Cette conclusion atterra Pierre. Ce qu’il en était advenu… probablement cette accusation injuste, et, à la suite, une succession de malheurs immérités.

« Mais dans tout ça je ne vois pas son nom, à votre malade, remarqua Omer. Vous pouvez bien nous le dire, après vingt-cinq ans…

— Dame ! Je ne le sais point. Il n’a pas pris le temps de se nommer ; il n’y avait rien d’écrit sur sa valise…

— Le « monsieur de la police », comme vous dites, ne l’a pas prononcé ? Ce serait surprenant.

— Vous ne vous êtes donc jamais rencontré avec « de ces mondes-là », fit la vieille en branlant la tête : ça ne dit que ce que ça veut dire, je vous en réponds ! Pour tenir leur langue, y a pas les pareils.

« Son opinion, il l’a fait connaître dans le but de nous consoler des ennuis que nous avions endurés ; il l’a dite en partant.

« Et moi… je me suis pensé comme ça que c’était peut-être bien une frime pour nous rassurer, au cas que le coupable aurait été l’un de nous : histoire de le pincer plus tard.

— Et lui, l’agent de police, a-t-il dit son nom ? » reprit Omer.

La bossue hésita. Si ç’avait été Pierre qui eût posé les questions, elle aurait refusé tout net de répondre.

« En quoi ça vous intéresse-t-il ? fit-elle soupçonneuse, une vague inquiétude dans le regard.

— En rien personnellement… Mais j’aime à tout savoir quand on me raconte quelque chose. »

Il ajouta, pas bien certain que le moyen aboutirait :

« Ne le dites point, mère, si ça vous fait déplaisir.

— Déplaisir… Je ne sais trop. Il venait de Niort ; ça, c’est sûr. Comment je l’ai appris ? Faudrait peut-être encore vous en faire confidence, Omer Fochard ? »

Et, se mettant à rire :

« C’est pourtant vrai, que vous avez toujours été curieux. Tout petit, vous n’en finissiez déjà plus avec vos « pourquoi » ; fallait tout vous expliquer. Eh bien, je l’ai su en écoutant à une porte, mon gars. C’était la première fois de ma vie et ça ne m’est plus jamais arrivé. Aussi, je m’en accuse sans honte. Que voulez-vous, nous étions si en peine ! Depuis deux heures, ils causaient, le juge de paix et lui… Pour son nom, je n’en connais d’autre que celui sous lequel il s’est présenté : M. Jean.
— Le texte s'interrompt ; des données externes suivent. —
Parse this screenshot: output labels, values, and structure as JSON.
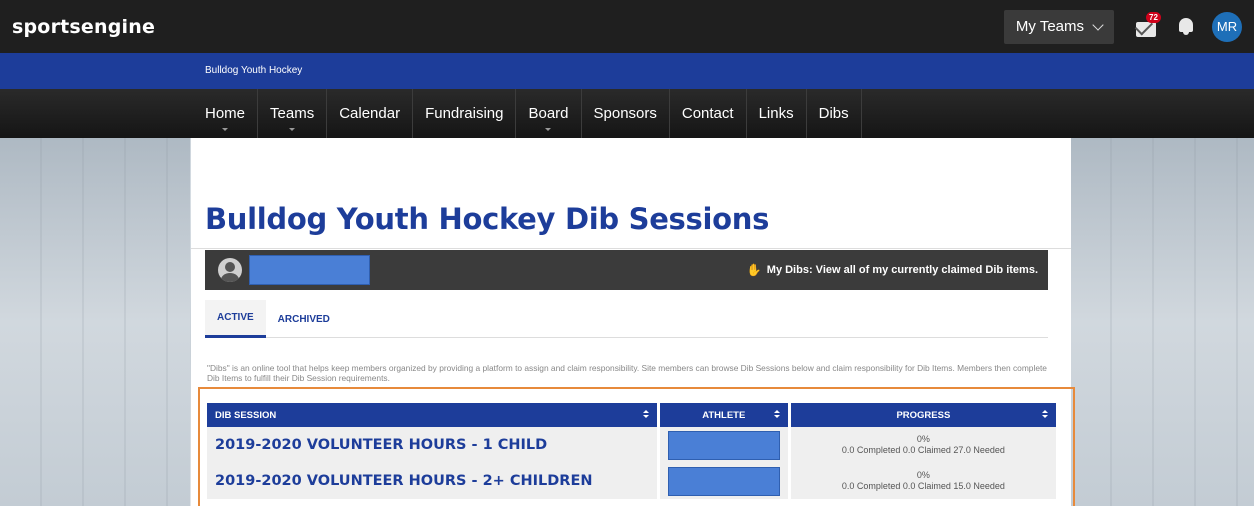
{
  "topbar": {
    "logo_text": "sportsengine",
    "my_teams_label": "My Teams",
    "mail_badge": "72",
    "avatar_initials": "MR"
  },
  "org": {
    "name": "Bulldog Youth Hockey"
  },
  "nav": {
    "items": [
      {
        "label": "Home",
        "has_submenu": true
      },
      {
        "label": "Teams",
        "has_submenu": true
      },
      {
        "label": "Calendar",
        "has_submenu": false
      },
      {
        "label": "Fundraising",
        "has_submenu": false
      },
      {
        "label": "Board",
        "has_submenu": true
      },
      {
        "label": "Sponsors",
        "has_submenu": false
      },
      {
        "label": "Contact",
        "has_submenu": false
      },
      {
        "label": "Links",
        "has_submenu": false
      },
      {
        "label": "Dibs",
        "has_submenu": false
      }
    ]
  },
  "page": {
    "title": "Bulldog Youth Hockey Dib Sessions",
    "my_dibs_text": "My Dibs: View all of my currently claimed Dib items.",
    "tabs": [
      {
        "label": "ACTIVE",
        "active": true
      },
      {
        "label": "ARCHIVED",
        "active": false
      }
    ],
    "description": "\"Dibs\" is an online tool that helps keep members organized by providing a platform to assign and claim responsibility. Site members can browse Dib Sessions below and claim responsibility for Dib Items. Members then complete Dib Items to fulfill their Dib Session requirements."
  },
  "table": {
    "headers": {
      "session": "DIB SESSION",
      "athlete": "ATHLETE",
      "progress": "PROGRESS"
    },
    "rows": [
      {
        "session": "2019-2020 VOLUNTEER HOURS - 1 CHILD",
        "percent": "0%",
        "summary": "0.0 Completed 0.0 Claimed 27.0 Needed"
      },
      {
        "session": "2019-2020 VOLUNTEER HOURS - 2+ CHILDREN",
        "percent": "0%",
        "summary": "0.0 Completed 0.0 Claimed 15.0 Needed"
      }
    ]
  },
  "colors": {
    "brand_blue": "#1d3d9a",
    "highlight_orange": "#e78a3b",
    "redaction_blue": "#4a7fd6"
  }
}
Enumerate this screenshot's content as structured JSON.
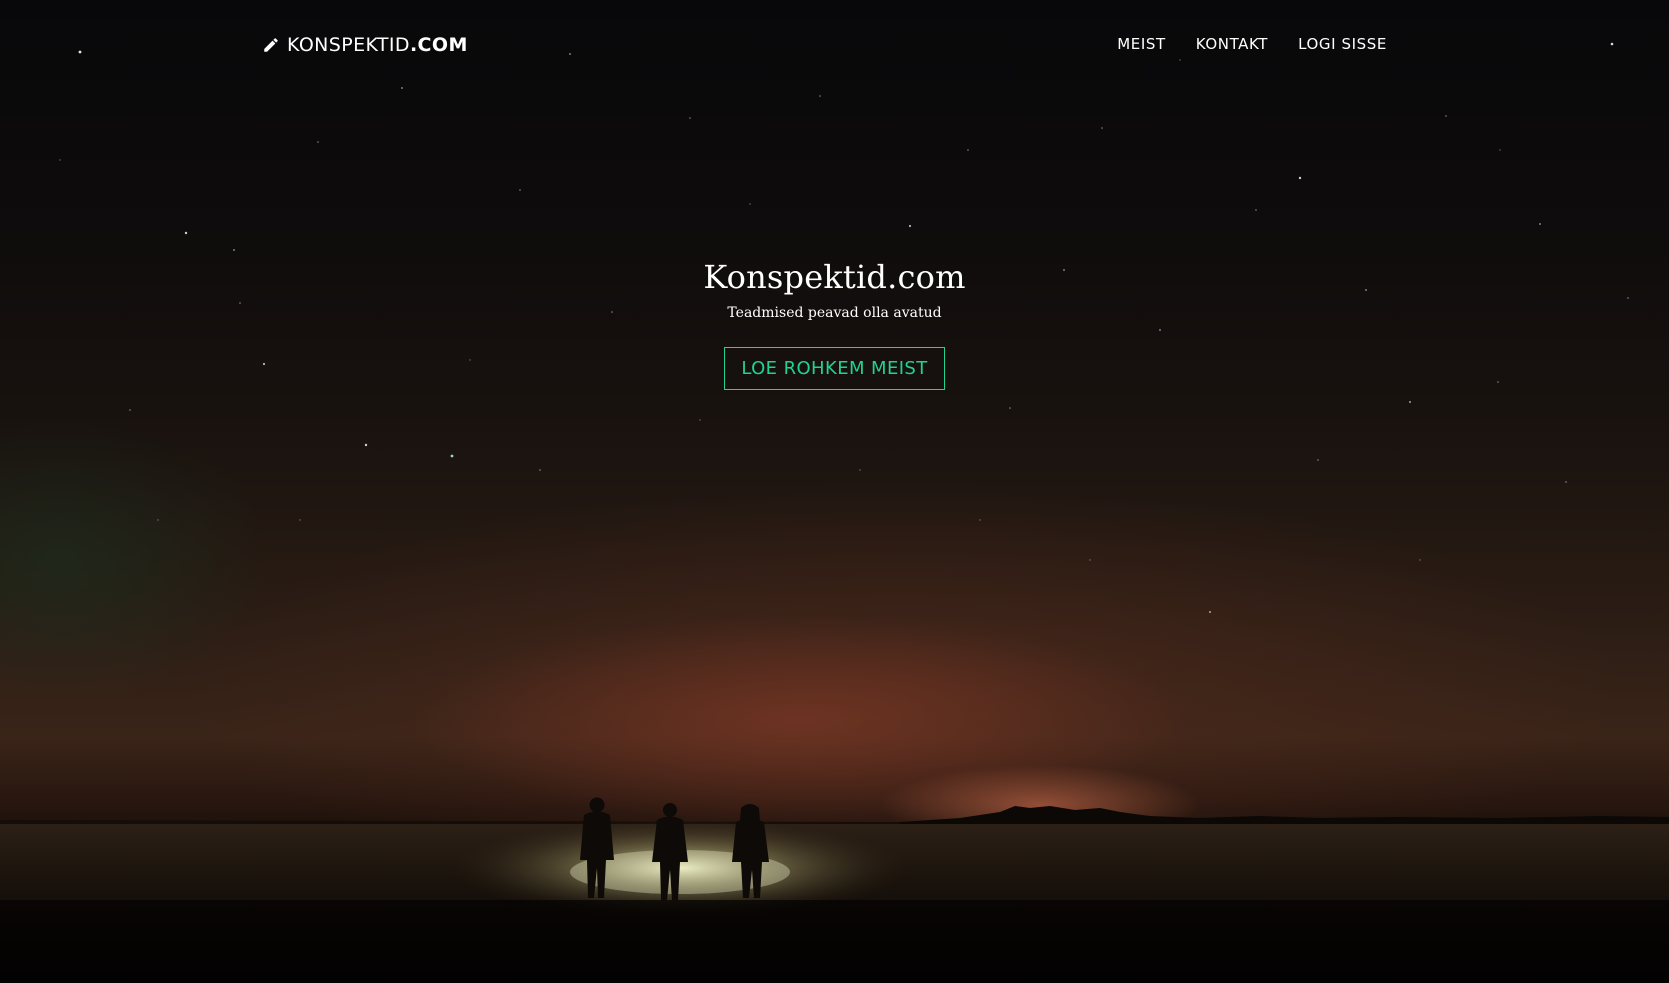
{
  "nav": {
    "brand_icon": "pencil-icon",
    "brand_name": "KONSPEKTID",
    "brand_tld": ".COM",
    "links": [
      {
        "label": "MEIST"
      },
      {
        "label": "KONTAKT"
      },
      {
        "label": "LOGI SISSE"
      }
    ]
  },
  "hero": {
    "title": "Konspektid.com",
    "subtitle": "Teadmised peavad olla avatud",
    "cta_label": "LOE ROHKEM MEIST"
  },
  "colors": {
    "accent": "#20d38f",
    "text": "#ffffff",
    "background": "#0a0808"
  }
}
Mais c’était si peu le sien que, la moitié du temps, lorsqu’on l’appelait, il ne répondait pas. Cette fois, fit la bossue, j’ai vidé mon sac. C’est tout de même une affaire, celle-là ! »

Peut-être, à présent qu’elle était en train, eût-elle indéfiniment continué de ressasser ces choses ; mais Barmont, redoutant que Pierre ne s’ennuyât de ces radotages de vieille femme, y coupa court d’un signe.

L’heure était venue de se mettre à table, au reste.

Il était près de dix heures lorsque les deux jeunes gens remontèrent en voiture.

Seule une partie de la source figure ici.